How to get source code from an archive?

Hello,

I succeeded in installing and using bblfsh on short source file.
I also installed pga and go-siva in order to make run bblfsh on a large set of code.

I can select url and language to get archives files from some projects with commands like this:
pga get --lang=Java --url=https://github.com/facebookarchive/tsdash --output tsdashPrjSivaFiles but I cannot manage with siva to extract files from archives. I tried command like this one: siva unpack tsdashPrjSivaFiles/siva/latest/e1/.siva
I got files config, HEAD and directories objects and refs, but I don’t know where to read source files to run bblfsh

Thankyou for your help

Hello @mesnardo ! Thanks for your question. @michael @dennwc should be able to answer that one. Our of curiosity have you tried source{d} Community Edition instead https://go.sourced.tech/community-edition-download ?

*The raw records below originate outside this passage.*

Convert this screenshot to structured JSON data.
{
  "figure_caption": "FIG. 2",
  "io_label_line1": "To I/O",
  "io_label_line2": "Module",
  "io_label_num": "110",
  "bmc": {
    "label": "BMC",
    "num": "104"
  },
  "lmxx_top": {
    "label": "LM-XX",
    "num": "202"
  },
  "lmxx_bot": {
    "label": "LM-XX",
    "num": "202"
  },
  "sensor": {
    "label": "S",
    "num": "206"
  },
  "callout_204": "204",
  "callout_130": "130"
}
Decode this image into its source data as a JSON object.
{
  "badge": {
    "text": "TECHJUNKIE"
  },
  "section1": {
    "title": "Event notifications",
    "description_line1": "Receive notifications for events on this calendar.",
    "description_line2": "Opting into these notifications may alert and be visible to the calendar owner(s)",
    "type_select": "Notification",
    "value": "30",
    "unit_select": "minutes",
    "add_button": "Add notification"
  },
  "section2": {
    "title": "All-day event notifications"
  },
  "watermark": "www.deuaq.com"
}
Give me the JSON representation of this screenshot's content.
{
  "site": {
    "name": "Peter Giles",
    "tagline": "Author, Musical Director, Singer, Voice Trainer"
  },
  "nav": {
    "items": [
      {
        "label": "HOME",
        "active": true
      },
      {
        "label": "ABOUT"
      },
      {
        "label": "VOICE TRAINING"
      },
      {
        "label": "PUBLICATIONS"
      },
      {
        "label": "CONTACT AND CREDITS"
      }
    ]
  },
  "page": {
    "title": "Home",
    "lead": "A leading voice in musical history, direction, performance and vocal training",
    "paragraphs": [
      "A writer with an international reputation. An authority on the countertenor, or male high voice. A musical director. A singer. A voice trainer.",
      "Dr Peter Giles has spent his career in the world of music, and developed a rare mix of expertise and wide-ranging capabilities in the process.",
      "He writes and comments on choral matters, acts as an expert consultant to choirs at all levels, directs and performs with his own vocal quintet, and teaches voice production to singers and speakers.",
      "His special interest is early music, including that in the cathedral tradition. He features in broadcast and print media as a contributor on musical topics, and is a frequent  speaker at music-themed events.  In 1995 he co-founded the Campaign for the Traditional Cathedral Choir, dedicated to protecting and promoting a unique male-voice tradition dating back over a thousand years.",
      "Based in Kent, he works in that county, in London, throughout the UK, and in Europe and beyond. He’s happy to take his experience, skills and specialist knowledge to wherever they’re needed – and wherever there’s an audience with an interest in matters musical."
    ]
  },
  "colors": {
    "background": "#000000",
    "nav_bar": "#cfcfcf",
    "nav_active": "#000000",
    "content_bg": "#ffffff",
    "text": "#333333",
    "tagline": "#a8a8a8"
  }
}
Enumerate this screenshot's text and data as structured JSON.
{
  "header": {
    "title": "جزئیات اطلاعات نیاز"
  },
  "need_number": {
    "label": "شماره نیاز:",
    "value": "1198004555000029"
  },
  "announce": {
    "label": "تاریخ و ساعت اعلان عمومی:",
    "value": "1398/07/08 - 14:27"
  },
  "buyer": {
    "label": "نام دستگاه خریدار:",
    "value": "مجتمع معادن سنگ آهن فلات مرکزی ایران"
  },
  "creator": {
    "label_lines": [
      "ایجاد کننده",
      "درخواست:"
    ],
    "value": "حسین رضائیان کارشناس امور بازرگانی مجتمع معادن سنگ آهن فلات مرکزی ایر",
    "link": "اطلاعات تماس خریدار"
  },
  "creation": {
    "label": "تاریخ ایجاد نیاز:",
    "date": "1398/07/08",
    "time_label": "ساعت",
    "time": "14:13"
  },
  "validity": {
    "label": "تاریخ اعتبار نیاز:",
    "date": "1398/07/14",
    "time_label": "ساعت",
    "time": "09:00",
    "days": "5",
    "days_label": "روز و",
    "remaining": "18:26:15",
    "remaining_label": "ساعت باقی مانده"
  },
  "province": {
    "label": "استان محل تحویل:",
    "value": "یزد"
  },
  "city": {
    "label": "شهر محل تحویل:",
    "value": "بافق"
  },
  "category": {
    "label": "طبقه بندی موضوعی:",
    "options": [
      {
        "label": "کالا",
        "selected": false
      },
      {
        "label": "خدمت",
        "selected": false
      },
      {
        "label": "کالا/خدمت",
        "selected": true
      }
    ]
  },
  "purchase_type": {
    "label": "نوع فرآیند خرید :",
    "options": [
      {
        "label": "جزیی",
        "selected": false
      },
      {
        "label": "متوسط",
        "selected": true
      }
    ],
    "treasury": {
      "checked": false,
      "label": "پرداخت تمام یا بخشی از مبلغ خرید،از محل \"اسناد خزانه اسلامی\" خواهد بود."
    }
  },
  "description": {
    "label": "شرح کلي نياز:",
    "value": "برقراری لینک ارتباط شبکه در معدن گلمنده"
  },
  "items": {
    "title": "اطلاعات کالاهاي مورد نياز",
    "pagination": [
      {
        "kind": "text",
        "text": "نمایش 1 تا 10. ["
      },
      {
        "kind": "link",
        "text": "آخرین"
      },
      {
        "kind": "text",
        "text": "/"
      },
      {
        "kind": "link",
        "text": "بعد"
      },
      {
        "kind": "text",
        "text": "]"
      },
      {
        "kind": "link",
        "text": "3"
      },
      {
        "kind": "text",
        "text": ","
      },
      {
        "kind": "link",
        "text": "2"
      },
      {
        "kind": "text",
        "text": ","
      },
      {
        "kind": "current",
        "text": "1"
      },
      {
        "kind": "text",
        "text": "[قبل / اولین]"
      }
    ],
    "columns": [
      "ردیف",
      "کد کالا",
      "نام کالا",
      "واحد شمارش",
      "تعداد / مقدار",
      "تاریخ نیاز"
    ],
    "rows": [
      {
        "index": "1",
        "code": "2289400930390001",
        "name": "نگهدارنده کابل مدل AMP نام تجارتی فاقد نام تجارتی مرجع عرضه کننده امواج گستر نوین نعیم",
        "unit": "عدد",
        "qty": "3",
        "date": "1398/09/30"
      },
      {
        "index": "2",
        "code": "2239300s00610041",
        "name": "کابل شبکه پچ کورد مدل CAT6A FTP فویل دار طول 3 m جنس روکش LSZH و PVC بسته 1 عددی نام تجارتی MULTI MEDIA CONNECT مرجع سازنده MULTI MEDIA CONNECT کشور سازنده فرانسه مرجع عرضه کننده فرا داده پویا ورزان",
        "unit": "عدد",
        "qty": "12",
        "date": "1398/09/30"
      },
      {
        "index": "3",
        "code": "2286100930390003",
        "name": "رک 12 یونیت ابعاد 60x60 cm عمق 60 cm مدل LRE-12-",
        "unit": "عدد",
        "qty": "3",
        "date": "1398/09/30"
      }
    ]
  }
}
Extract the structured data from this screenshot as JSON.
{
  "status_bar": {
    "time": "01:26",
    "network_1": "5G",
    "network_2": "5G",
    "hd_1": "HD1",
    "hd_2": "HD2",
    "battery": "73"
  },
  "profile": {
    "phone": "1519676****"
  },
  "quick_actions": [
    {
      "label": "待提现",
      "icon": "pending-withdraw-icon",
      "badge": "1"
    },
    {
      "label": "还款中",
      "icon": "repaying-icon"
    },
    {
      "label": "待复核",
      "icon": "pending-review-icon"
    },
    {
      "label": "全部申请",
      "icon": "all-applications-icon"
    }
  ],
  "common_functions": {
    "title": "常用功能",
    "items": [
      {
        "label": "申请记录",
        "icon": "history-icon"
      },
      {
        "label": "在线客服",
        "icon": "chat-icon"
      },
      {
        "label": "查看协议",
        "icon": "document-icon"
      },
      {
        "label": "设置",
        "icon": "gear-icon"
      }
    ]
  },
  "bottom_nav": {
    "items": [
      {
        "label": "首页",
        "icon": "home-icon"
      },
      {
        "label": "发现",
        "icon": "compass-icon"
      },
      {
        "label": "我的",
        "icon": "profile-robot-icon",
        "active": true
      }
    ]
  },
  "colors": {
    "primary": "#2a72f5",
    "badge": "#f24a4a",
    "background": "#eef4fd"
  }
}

I think @jfontan should explain the process of extracting Siva files a bit better than I would :wink:

But as far as I know, Siva files contain a (rooted) bare Git repository. So you may need to use go-git to access individual commits and files inside the archive.

@mesnardo, as @dennwc says sivas contain bare repositories. If you only want to extract files from a couple of siva files you can use the standard git command to convert it to a normal git repo:

$ siva unpack file.siva bare
$ git clone bare worktree # ignore warnings
$ cd worktree
# find the reference you are interested in, most probably a HEAD
$ git branch -a
   remotes/origin/HEAD/0169e931-7107-0dd5-b783-f4e91b6ccdc5
   remotes/origin/master/0169e931-7107-0dd5-b783-f4e91b6ccdc5
$ git checkout remotes/origin/HEAD/0169e931-7107-0dd5-b783-f4e91b6ccdc5 # change to the interesting reference

Now you’ll have the files for that reference. Note that a single siva file can contain several repositories. The UUID at the end of each reference identifies the repository it belongs to. To get a mapping of IDs and repositories you can query the original bare repo:

$ cd bare
$ git remote -v
0169e931-7107-0dd5-b783-f4e91b6ccdc5	git://github.com/003random/003Recon.git (fetch)
0169e931-7107-0dd5-b783-f4e91b6ccdc5	git://github.com/003random/003Recon.git (push)

If you want to extract more than a handful of repositories then it’s better that you automate it in some way. The fastest route is using a go program and the library go-borges. Make sure that you use the package legacysiva. Here is an example on how to open all sivas from a directory and find HEAD references (most probably what you want). You’ll have to modify it to set Bucket to 2, iterate over all files from each reference and call bblfsh with its contents:

Thanks a lot @jfontan
I made it run with git command and with borges and legacy siva for a set of siva files.
Olivier Mesnard